Nous partons donc vers Champassak, un lieu habité il y a plus de 10 siècles par une ethnie d'origine chinoise, les Chams, de religion animiste. La civilisation Cham, a été balayée par l'expansion de l'Empire Khmer, de religion hindouiste. Ce sont des brahmanes venus du Cambodge qui ont alors construit dans ce lieu, un grand temple hindouiste. Plus tard, lors de la conversion de la région au bouddhisme, le temple hindouiste a été réutilisé par les bonzes. Le temple est devenu le Vat Phu, un des lieux de pèlerinage les plus importants du Laos. 
La grande fête annuelle aura lieu dans 2 jours, nous avons de la chance. Déjà aujourd'hui les fidèles se rassemblent nombreux sur l'esplanade située au pied du temple.
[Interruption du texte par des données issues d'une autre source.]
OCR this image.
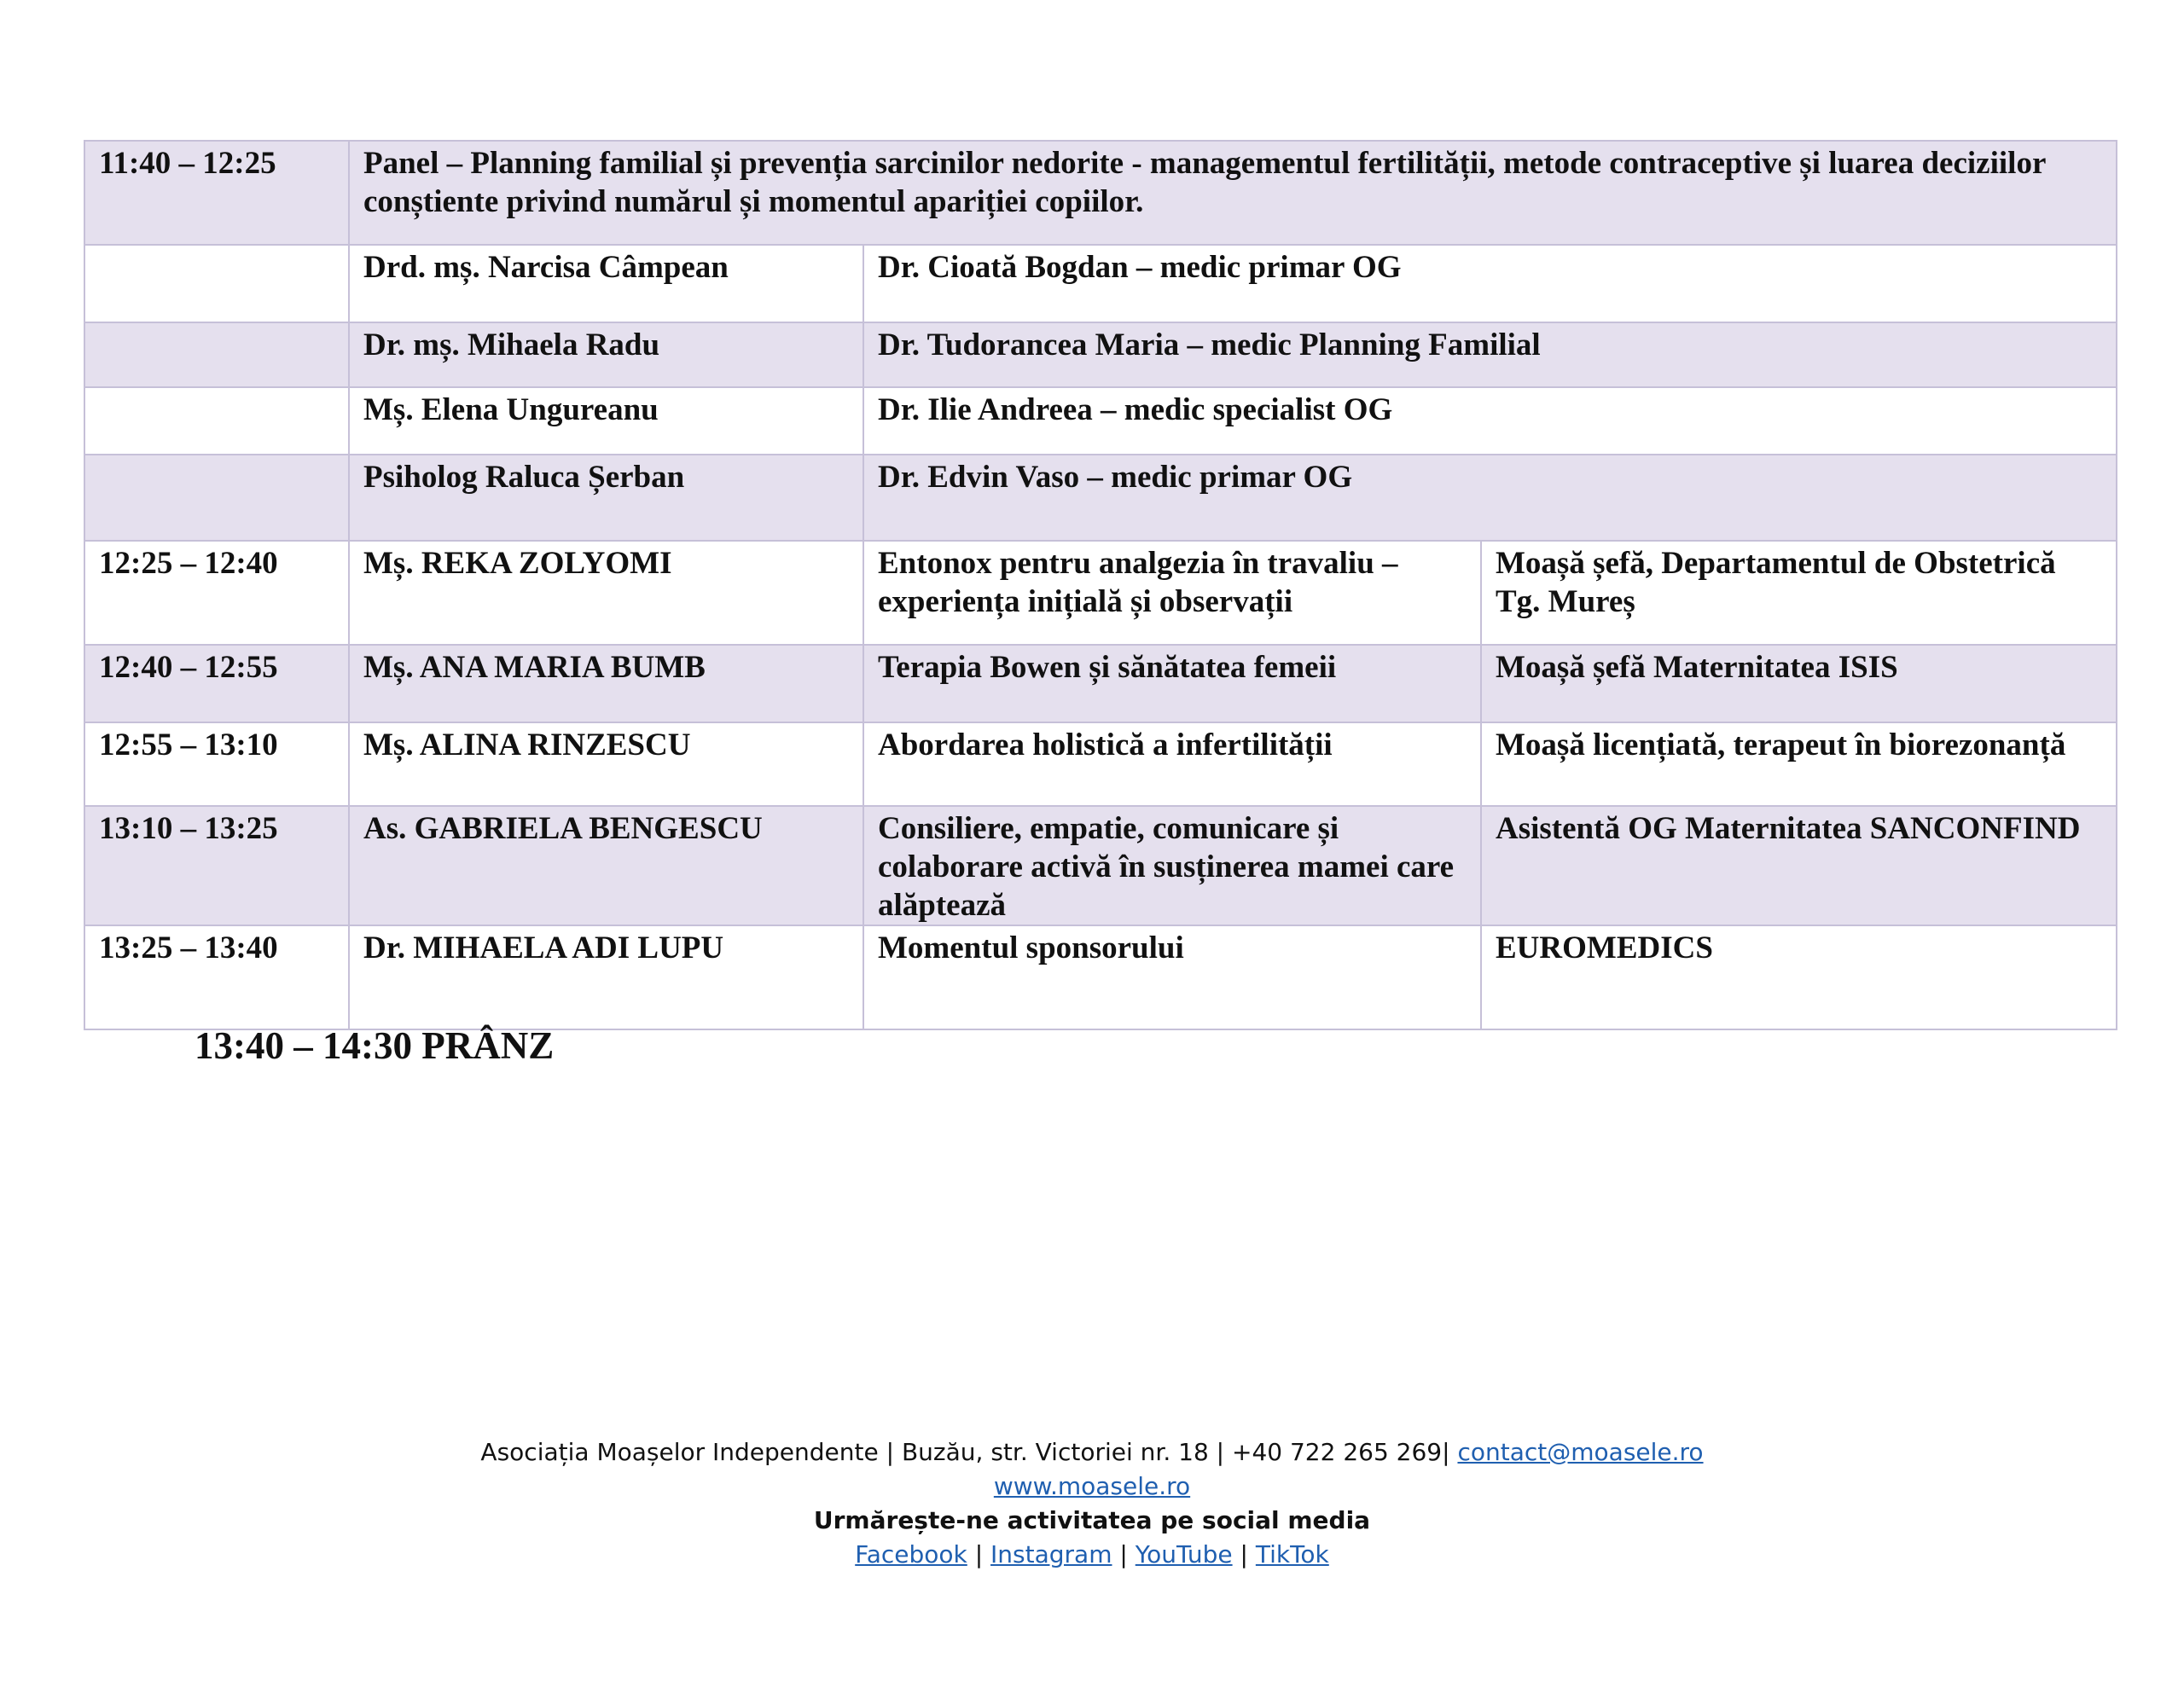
11:40 – 12:25	Panel – Planning familial și prevenția sarcinilor nedorite - managementul fertilității, metode contraceptive și luarea deciziilor conștiente privind numărul și momentul apariției copiilor.		
	Drd. mș. Narcisa Câmpean	Dr. Cioată Bogdan – medic primar OG	
	Dr. mș. Mihaela Radu	Dr. Tudorancea Maria – medic Planning Familial	
	Mș. Elena Ungureanu	Dr. Ilie Andreea – medic specialist OG	
	Psiholog Raluca Șerban	Dr. Edvin Vaso – medic primar OG	
12:25 – 12:40	Mș. REKA ZOLYOMI	Entonox pentru analgezia în travaliu – experiența inițială și observații	Moașă șefă, Departamentul de Obstetrică Tg. Mureș
12:40 – 12:55	Mș. ANA MARIA BUMB	Terapia Bowen și sănătatea femeii	Moașă șefă Maternitatea ISIS
12:55 – 13:10	Mș. ALINA RINZESCU	Abordarea holistică a infertilității	Moașă licențiată, terapeut în biorezonanță
13:10 – 13:25	As. GABRIELA BENGESCU	Consiliere, empatie, comunicare și colaborare activă în susținerea mamei care alăptează	Asistentă OG Maternitatea SANCONFIND
13:25 – 13:40	Dr. MIHAELA ADI LUPU	Momentul sponsorului	EUROMEDICS
13:40 – 14:30 PRÂNZ
Asociația Moașelor Independente | Buzău, str. Victoriei nr. 18 | +40 722 265 269| contact@moasele.ro
www.moasele.ro
Urmărește-ne activitatea pe social media
Facebook | Instagram | YouTube | TikTok
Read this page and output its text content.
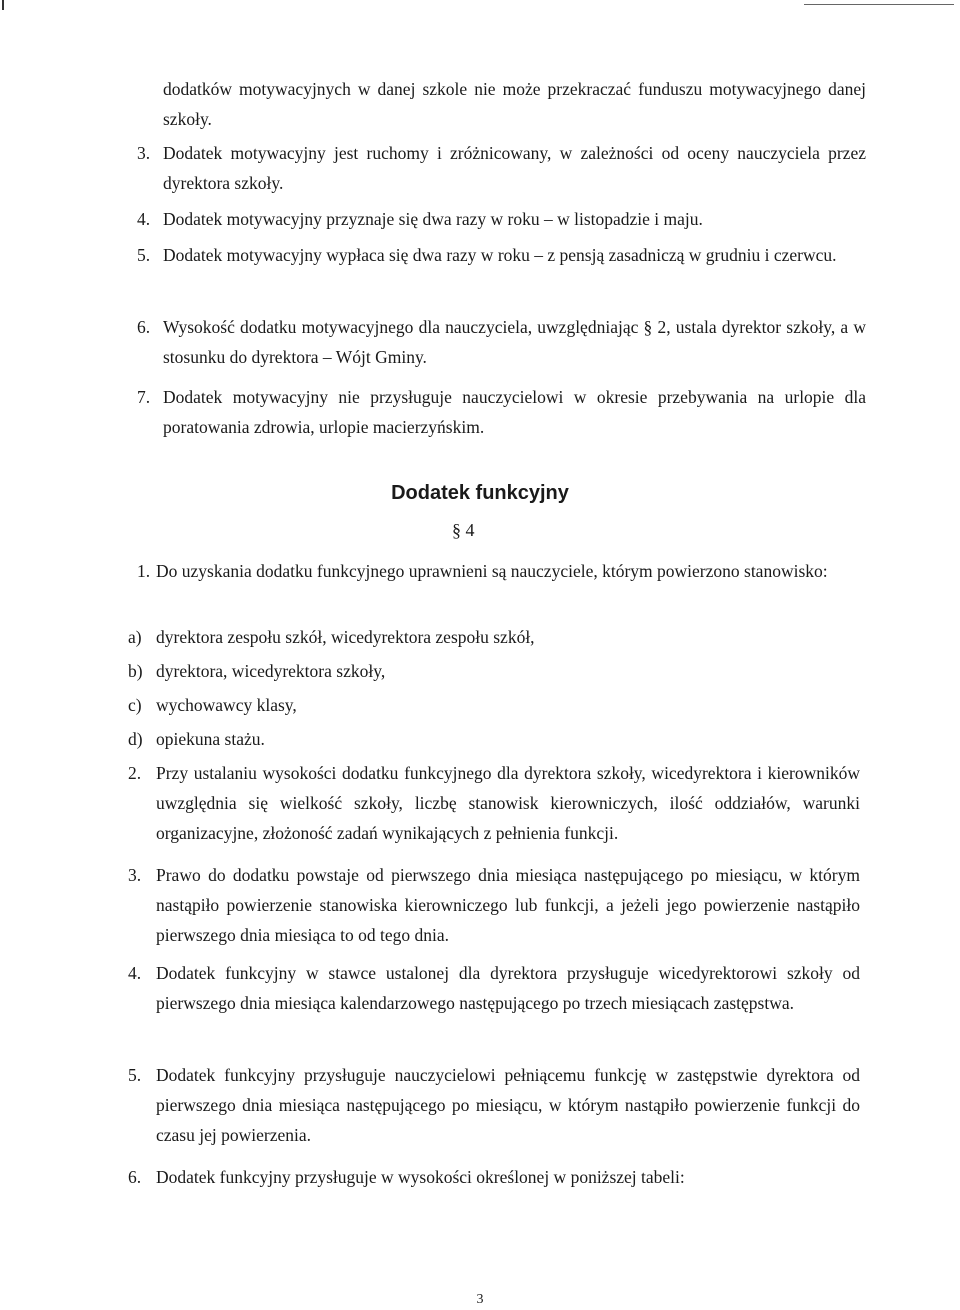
dodatków motywacyjnych w danej szkole nie może przekraczać funduszu motywacyjnego danej szkoły.
3. Dodatek motywacyjny jest ruchomy i zróżnicowany, w zależności od oceny nauczyciela przez dyrektora szkoły.
4. Dodatek motywacyjny przyznaje się dwa razy w roku – w listopadzie i maju.
5. Dodatek motywacyjny wypłaca się dwa razy w roku – z pensją zasadniczą w grudniu i czerwcu.
6. Wysokość dodatku motywacyjnego dla nauczyciela, uwzględniając § 2, ustala dyrektor szkoły, a w stosunku do dyrektora – Wójt Gminy.
7. Dodatek motywacyjny nie przysługuje nauczycielowi w okresie przebywania na urlopie dla poratowania zdrowia, urlopie macierzyńskim.
Dodatek funkcyjny
§ 4
1. Do uzyskania dodatku funkcyjnego uprawnieni są nauczyciele, którym powierzono stanowisko:
a) dyrektora zespołu szkół, wicedyrektora zespołu szkół,
b) dyrektora, wicedyrektora szkoły,
c) wychowawcy klasy,
d) opiekuna stażu.
2. Przy ustalaniu wysokości dodatku funkcyjnego dla dyrektora szkoły, wicedyrektora i kierowników uwzględnia się wielkość szkoły, liczbę stanowisk kierowniczych, ilość oddziałów, warunki organizacyjne, złożoność zadań wynikających z pełnienia funkcji.
3. Prawo do dodatku powstaje od pierwszego dnia miesiąca następującego po miesiącu, w którym nastąpiło powierzenie stanowiska kierowniczego lub funkcji, a jeżeli jego powierzenie nastąpiło pierwszego dnia miesiąca to od tego dnia.
4. Dodatek funkcyjny w stawce ustalonej dla dyrektora przysługuje wicedyrektorowi szkoły od pierwszego dnia miesiąca kalendarzowego następującego po trzech miesiącach zastępstwa.
5. Dodatek funkcyjny przysługuje nauczycielowi pełniącemu funkcję w zastępstwie dyrektora od pierwszego dnia miesiąca następującego po miesiącu, w którym nastąpiło powierzenie funkcji do czasu jej powierzenia.
6. Dodatek funkcyjny przysługuje w wysokości określonej w poniższej tabeli:
3
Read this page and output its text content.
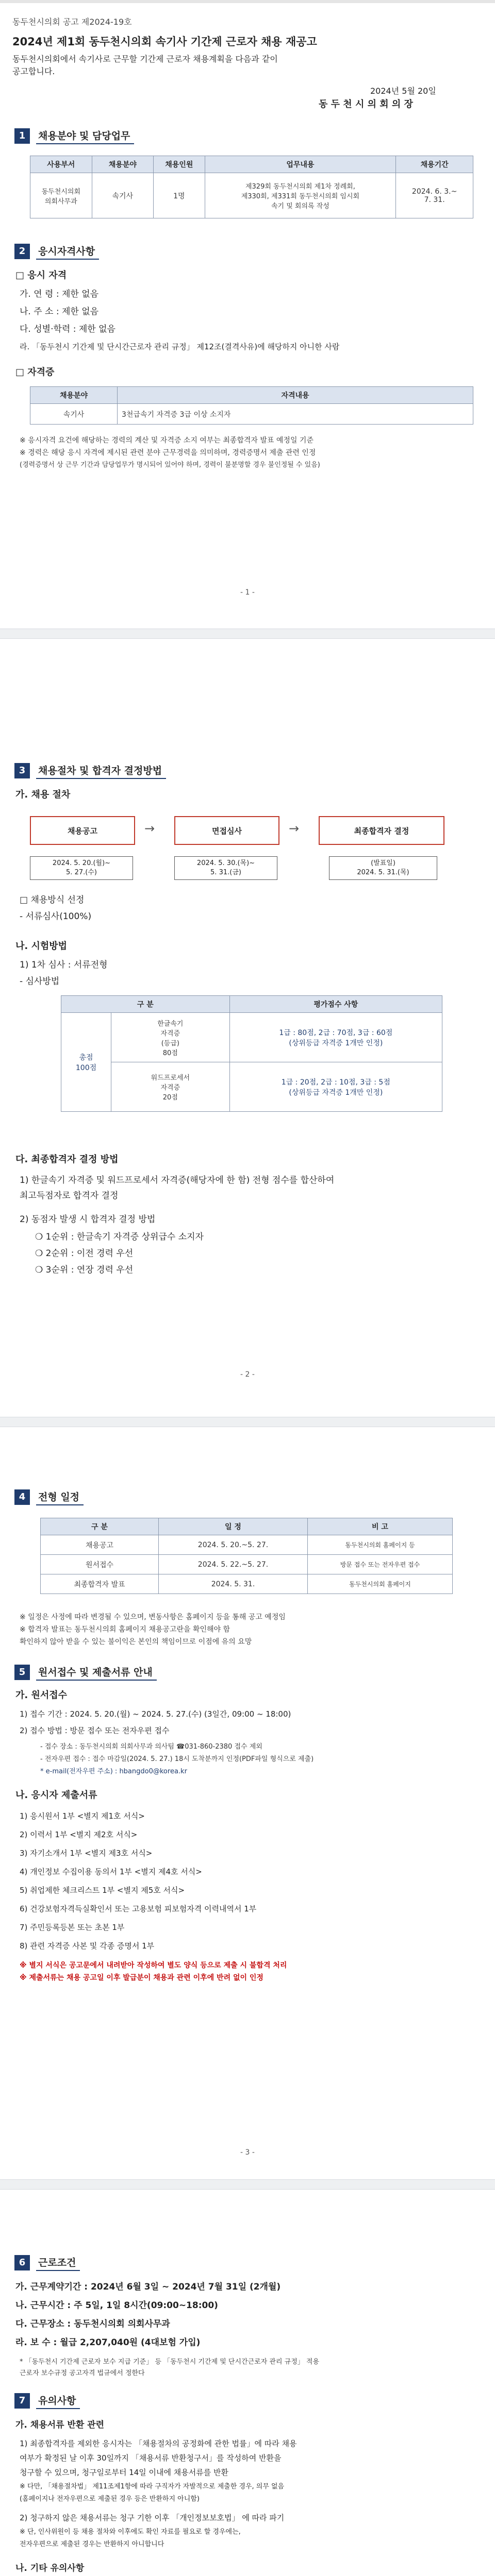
동두천시의회 공고 제2024-19호
2024년 제1회 동두천시의회 속기사 기간제 근로자 채용 재공고
동두천시의회에서 속기사로 근무할 기간제 근로자 채용계획을 다음과 같이
공고합니다.
2024년 5월 20일
동 두 천 시 의 회 의 장
1	채용분야 및 담당업무
사용부서	채용분야	채용인원	업무내용	채용기간
동두천시의회
의회사무과	속기사	1명	제329회 동두천시의회 제1차 정례회,
제330회, 제331회 동두천시의회 임시회
속기 및 회의록 작성	2024. 6. 3.~
7. 31.
2	응시자격사항
□ 응시 자격
가. 연 령 : 제한 없음
나. 주 소 : 제한 없음
다. 성별·학력 : 제한 없음
라. 「동두천시 기간제 및 단시간근로자 관리 규정」 제12조(결격사유)에 해당하지 아니한 사람
□ 자격증
채용분야	자격내용
속기사	3천급속기 자격증 3급 이상 소지자
※ 응시자격 요건에 해당하는 경력의 계산 및 자격증 소지 여부는 최종합격자 발표 예정일 기준
※ 경력은 해당 응시 자격에 제시된 관련 분야 근무경력을 의미하며, 경력증명서 제출 관련 인정
(경력증명서 상 근무 기간과 담당업무가 명시되어 있어야 하며, 경력이 불분명할 경우 불인정될 수 있음)
- 1 -
3	채용절차 및 합격자 결정방법
가. 채용 절차
채용공고	→	면접심사	→	최종합격자 결정
2024. 5. 20.(월)~
5. 27.(수)
2024. 5. 30.(목)~
5. 31.(금)
(발표일)
2024. 5. 31.(목)
□ 채용방식 선정
- 서류심사(100%)
나. 시험방법
1) 1차 심사 : 서류전형
- 심사방법
구 분		평가점수 사항
총점
100점	한글속기
자격증
(등급)
80점	1급 : 80점, 2급 : 70점, 3급 : 60점
(상위등급 자격증 1개만 인정)
	워드프로세서
자격증
20점	1급 : 20점, 2급 : 10점, 3급 : 5점
(상위등급 자격증 1개만 인정)
다. 최종합격자 결정 방법
1) 한글속기 자격증 및 워드프로세서 자격증(해당자에 한 함) 전형 점수를 합산하여
최고득점자로 합격자 결정
2) 동점자 발생 시 합격자 결정 방법
❍ 1순위 : 한글속기 자격증 상위급수 소지자
❍ 2순위 : 이전 경력 우선
❍ 3순위 : 연장 경력 우선
- 2 -
4	전형 일정
구 분	일 정	비 고
채용공고	2024. 5. 20.~5. 27.	동두천시의회 홈페이지 등
원서접수	2024. 5. 22.~5. 27.	방문 접수 또는 전자우편 접수
최종합격자 발표	2024. 5. 31.	동두천시의회 홈페이지
※ 일정은 사정에 따라 변경될 수 있으며, 변동사항은 홈페이지 등을 통해 공고 예정임
※ 합격자 발표는 동두천시의회 홈페이지 채용공고란을 확인해야 함
확인하지 않아 받을 수 있는 불이익은 본인의 책임이므로 이점에 유의 요망
5	원서접수 및 제출서류 안내
가. 원서접수
1) 접수 기간 : 2024. 5. 20.(월) ~ 2024. 5. 27.(수) (3일간, 09:00 ~ 18:00)
2) 접수 방법 : 방문 접수 또는 전자우편 접수
- 접수 장소 : 동두천시의회 의회사무과 의사팀 ☎031-860-2380 접수 제외
- 전자우편 접수 : 접수 마감일(2024. 5. 27.) 18시 도착분까지 인정(PDF파일 형식으로 제출)
* e-mail(전자우편 주소) : hbangdo0@korea.kr
나. 응시자 제출서류
1) 응시원서 1부 <별지 제1호 서식>
2) 이력서 1부 <별지 제2호 서식>
3) 자기소개서 1부 <별지 제3호 서식>
4) 개인정보 수집이용 동의서 1부 <별지 제4호 서식>
5) 취업제한 체크리스트 1부 <별지 제5호 서식>
6) 건강보험자격득실확인서 또는 고용보험 피보험자격 이력내역서 1부
7) 주민등록등본 또는 초본 1부
8) 관련 자격증 사본 및 각종 증명서 1부
※ 별지 서식은 공고문에서 내려받아 작성하여 별도 양식 등으로 제출 시 불합격 처리
※ 제출서류는 채용 공고일 이후 발급분이 채용과 관련 이후에 반려 없이 인정
- 3 -
6	근로조건
가. 근무계약기간 : 2024년 6월 3일 ~ 2024년 7월 31일 (2개월)
나. 근무시간 : 주 5일, 1일 8시간(09:00~18:00)
다. 근무장소 : 동두천시의회 의회사무과
라. 보 수 : 월급 2,207,040원 (4대보험 가입)
* 「동두천시 기간제 근로자 보수 지급 기준」 등 「동두천시 기간제 및 단시간근로자 관리 규정」 적용
근로자 보수규정 공고자격 법규에서 정한다
7	유의사항
가. 채용서류 반환 관련
1) 최종합격자를 제외한 응시자는 「채용절차의 공정화에 관한 법률」에 따라 채용
여부가 확정된 날 이후 30일까지 「채용서류 반환청구서」를 작성하여 반환을
청구할 수 있으며, 청구일로부터 14일 이내에 채용서류를 반환
※ 다만, 「채용절차법」 제11조제1항에 따라 구직자가 자발적으로 제출한 경우, 의무 없음
(홈페이지나 전자우편으로 제출된 경우 등은 반환하지 아니함)
2) 청구하지 않은 채용서류는 청구 기한 이후 「개인정보보호법」 에 따라 파기
※ 단, 인사위원이 등 채용 절차와 이후에도 확인 자료를 필요로 할 경우에는,
전자우편으로 제출된 경우는 반환하지 아니합니다
나. 기타 유의사항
Comme il y a du soleil, beaucoup sont réfugiés sous des ombrelles multicolores. 
Les femmes veulent garder la peau la plus claire possible, et les hommes les imitent.
Des dizaines de vendeurs ambulants proposent de habits, des ballons, et de la nourriture. A part les brochettes de poulet qui grillent un peu partout, on vend d'autres spécialités plus originales : des chenilles et grillons. Voilà une occasion de tester la gastronomie laotienne !
On goûte. Les grillons, c'est très mangeable. Même Michèle, Mado et Jean-Paul s'y risquent. Une fois retirées la carapace et les pattes, ça a même plutôt bon goût. 
Pour les chenilles de ver à soie, ce n'est pas pareil. Leur goût n'est pas si mauvais - bien qu'un peu amer - mais la consistance est franchement désagréable. Ça gicle sous la dent! Je teste aussi un œuf de cane couvé, c'est à dire ... avec un embryon de poussin de canard à l'intérieur. Là, il me faut prendre sur moi pour mâcher le poussin et l'avaler. Le goût n'est pas horrible, mais malgré tout, je dois réprimer une forte envie de vomir. Purement psychologique.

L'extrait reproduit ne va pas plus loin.